Information gathered during these flights will be critical for both climate modelers seeking to understand Earth’s future and policymakers who rely on accurate science for decision-making. This research and decades of greenhouse gas monitoring are part of NOAA’s suite of climate services.

Three more sets of flights are planned over the next two years to fill in additional data during different seasons and from areas where few previous measurements have been made. HIPPO’s second phase will cover the central and eastern Pacific, departing from Colorado with stops in Alaska, Hawaii, Rarotonga of the Cook Islands, New Zealand, Australia, and the Solomon Islands. A fly-over of the NOAA American Samoa observatory is also planned.

NOAA scientists have been monitoring greenhouse gases through a ground-based, global network for nearly 40 years. As these gases move up through different layers of the atmosphere, they may persist for a time or be altered or destroyed in the upper atmosphere. The HIPPO Mission flights will give scientists a clearer picture of the distribution of greenhouse gases throughout the atmosphere.

NOAA scientists designed five instruments for analyzing air samples onboard HIPPO flights. They have the ability to detect and measure more than 30 major and minor greenhouse gases as well as water vapor, ozone, and soot particles.

“We are providing flight planning and weather support, measurements of all greenhouse gases and some carbon isotopes, and in-flight measurement of non-carbon dioxide greenhouse gases and black carbon,” Elkins said.

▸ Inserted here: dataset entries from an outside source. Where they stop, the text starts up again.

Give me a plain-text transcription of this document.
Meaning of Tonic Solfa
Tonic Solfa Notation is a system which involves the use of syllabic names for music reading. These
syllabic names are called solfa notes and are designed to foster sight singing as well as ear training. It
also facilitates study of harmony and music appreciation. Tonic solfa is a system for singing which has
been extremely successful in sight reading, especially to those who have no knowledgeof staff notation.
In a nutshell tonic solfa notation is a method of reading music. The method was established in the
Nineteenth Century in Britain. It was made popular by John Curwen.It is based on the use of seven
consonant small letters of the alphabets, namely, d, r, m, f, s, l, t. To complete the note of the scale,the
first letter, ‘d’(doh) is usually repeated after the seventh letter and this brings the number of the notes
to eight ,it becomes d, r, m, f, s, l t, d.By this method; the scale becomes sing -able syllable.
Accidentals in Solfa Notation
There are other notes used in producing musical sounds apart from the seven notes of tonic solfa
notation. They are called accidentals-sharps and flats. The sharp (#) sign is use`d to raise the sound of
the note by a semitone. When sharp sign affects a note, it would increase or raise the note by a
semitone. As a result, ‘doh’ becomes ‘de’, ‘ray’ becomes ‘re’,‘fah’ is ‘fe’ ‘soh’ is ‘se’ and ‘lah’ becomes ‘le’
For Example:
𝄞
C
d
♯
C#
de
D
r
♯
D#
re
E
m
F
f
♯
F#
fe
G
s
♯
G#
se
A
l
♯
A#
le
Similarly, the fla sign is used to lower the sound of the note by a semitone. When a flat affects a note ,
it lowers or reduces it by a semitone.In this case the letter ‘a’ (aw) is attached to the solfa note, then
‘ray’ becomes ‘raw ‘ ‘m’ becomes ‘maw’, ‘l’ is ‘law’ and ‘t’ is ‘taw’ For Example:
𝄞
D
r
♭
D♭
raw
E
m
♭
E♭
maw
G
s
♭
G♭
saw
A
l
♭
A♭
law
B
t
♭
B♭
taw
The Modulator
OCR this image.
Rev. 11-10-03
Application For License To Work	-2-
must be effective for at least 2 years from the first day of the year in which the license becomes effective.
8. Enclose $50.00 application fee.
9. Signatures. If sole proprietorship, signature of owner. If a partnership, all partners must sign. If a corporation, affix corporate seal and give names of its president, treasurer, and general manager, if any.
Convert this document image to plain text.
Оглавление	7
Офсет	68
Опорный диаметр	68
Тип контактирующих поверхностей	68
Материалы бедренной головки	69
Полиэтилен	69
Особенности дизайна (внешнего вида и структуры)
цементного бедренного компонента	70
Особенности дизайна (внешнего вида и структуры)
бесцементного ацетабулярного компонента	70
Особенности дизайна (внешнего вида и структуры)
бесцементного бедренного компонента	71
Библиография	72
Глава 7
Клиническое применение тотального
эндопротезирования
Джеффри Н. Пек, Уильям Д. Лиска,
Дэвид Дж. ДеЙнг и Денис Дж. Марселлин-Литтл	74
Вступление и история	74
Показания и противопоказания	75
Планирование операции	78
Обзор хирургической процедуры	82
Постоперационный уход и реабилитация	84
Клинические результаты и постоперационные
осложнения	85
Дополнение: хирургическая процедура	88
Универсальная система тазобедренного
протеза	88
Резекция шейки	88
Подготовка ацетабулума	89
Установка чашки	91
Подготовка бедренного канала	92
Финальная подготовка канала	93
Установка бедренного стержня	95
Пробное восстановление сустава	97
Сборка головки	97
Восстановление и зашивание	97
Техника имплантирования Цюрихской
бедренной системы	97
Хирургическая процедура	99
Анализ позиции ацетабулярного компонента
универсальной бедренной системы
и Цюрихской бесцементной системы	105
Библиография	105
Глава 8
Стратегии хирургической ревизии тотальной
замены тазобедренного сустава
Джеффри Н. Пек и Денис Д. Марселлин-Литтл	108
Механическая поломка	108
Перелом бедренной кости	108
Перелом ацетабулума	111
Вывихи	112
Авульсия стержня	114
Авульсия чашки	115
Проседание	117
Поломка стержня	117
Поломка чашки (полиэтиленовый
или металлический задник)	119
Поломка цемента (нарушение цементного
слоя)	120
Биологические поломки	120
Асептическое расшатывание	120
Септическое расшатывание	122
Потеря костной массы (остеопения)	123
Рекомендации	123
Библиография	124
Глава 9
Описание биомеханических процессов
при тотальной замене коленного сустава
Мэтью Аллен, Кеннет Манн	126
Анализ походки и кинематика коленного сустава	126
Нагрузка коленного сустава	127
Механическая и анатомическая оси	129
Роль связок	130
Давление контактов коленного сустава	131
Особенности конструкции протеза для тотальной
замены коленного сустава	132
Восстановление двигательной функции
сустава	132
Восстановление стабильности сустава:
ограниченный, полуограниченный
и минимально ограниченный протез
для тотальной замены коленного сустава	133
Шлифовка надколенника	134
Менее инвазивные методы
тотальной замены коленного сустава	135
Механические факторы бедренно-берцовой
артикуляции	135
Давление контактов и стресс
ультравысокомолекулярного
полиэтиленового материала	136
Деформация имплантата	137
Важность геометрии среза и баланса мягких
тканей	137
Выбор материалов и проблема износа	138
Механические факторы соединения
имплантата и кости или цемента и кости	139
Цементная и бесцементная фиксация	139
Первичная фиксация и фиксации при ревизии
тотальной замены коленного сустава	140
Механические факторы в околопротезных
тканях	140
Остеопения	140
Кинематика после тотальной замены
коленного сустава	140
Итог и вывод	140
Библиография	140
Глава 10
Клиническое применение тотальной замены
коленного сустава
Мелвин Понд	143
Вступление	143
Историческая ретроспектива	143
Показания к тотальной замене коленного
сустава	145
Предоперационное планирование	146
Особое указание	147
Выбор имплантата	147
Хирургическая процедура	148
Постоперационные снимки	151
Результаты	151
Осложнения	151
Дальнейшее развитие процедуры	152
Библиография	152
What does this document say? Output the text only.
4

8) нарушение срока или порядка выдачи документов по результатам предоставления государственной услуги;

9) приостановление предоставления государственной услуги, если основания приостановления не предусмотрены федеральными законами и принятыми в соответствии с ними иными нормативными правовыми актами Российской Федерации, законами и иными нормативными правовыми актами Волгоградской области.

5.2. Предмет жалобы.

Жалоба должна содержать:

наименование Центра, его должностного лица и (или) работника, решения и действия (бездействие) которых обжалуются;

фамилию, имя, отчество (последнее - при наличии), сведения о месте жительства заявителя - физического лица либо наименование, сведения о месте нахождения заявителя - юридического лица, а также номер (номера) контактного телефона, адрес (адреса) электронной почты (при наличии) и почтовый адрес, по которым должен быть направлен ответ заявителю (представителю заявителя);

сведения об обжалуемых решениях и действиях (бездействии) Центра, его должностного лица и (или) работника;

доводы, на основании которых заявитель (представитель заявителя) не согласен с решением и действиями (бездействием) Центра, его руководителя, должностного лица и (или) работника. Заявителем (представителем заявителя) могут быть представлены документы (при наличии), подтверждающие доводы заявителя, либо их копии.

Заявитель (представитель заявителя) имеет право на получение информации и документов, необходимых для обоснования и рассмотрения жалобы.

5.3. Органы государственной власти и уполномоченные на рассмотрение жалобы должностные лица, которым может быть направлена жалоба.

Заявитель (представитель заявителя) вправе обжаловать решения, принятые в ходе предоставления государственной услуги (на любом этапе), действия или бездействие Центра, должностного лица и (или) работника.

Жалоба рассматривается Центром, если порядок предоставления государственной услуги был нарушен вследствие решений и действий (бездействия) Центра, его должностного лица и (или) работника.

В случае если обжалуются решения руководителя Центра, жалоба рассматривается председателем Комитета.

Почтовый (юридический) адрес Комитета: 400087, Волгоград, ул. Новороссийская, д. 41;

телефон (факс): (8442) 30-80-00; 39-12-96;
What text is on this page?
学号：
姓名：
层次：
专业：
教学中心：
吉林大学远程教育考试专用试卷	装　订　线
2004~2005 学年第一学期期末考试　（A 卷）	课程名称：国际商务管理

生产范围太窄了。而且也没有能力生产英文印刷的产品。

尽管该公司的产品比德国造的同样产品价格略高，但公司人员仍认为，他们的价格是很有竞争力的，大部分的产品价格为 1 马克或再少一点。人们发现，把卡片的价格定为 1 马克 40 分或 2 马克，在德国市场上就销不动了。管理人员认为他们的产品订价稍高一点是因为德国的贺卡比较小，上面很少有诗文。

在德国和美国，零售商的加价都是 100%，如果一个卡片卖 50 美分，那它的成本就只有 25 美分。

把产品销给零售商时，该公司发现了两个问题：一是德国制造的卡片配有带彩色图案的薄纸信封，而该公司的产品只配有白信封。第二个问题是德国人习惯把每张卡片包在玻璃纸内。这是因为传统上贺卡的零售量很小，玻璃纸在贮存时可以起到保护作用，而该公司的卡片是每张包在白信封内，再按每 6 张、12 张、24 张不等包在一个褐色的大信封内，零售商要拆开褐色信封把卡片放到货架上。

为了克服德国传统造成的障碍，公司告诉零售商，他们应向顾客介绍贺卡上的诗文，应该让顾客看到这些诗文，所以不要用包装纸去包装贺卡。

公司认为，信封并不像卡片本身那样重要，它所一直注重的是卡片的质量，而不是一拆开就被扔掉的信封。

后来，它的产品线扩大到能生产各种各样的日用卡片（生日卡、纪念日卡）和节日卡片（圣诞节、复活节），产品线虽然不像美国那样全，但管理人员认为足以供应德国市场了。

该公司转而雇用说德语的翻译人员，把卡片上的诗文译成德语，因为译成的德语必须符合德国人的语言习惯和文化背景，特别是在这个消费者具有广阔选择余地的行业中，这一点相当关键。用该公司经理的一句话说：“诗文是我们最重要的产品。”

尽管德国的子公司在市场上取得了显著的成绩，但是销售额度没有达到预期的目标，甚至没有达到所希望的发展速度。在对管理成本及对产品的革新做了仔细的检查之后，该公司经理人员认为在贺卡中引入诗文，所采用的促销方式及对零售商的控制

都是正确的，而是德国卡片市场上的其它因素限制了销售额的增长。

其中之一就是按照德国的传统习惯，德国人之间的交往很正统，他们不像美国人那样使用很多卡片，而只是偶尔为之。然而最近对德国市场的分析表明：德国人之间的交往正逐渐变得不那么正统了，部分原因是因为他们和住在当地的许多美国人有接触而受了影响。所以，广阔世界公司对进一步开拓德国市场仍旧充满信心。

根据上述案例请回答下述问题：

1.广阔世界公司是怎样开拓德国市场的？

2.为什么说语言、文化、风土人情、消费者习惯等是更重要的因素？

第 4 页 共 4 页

Eric Hintsa of CIRES and Elkins will be flying on subsequent legs of HIPPO phase II. Other scientists involved in leadership, flight planning and overall coordination on the ground are Steven Montzka, David Fahey, Ru-shan Gao, and Karen Rosenlof of NOAA, and Geoff Dutton, Molly Heller, Ben Miller, J. David Nance, Eric Ray, Joshua Schwarz, Colm Sweeney, Jack Higgs, and Sonja Wolter of CIRES.

NOAA understands and predicts changes in the Earth’s environment, from the depths of the ocean to the surface of the sun, and conserves and manages our coastal and marine resources.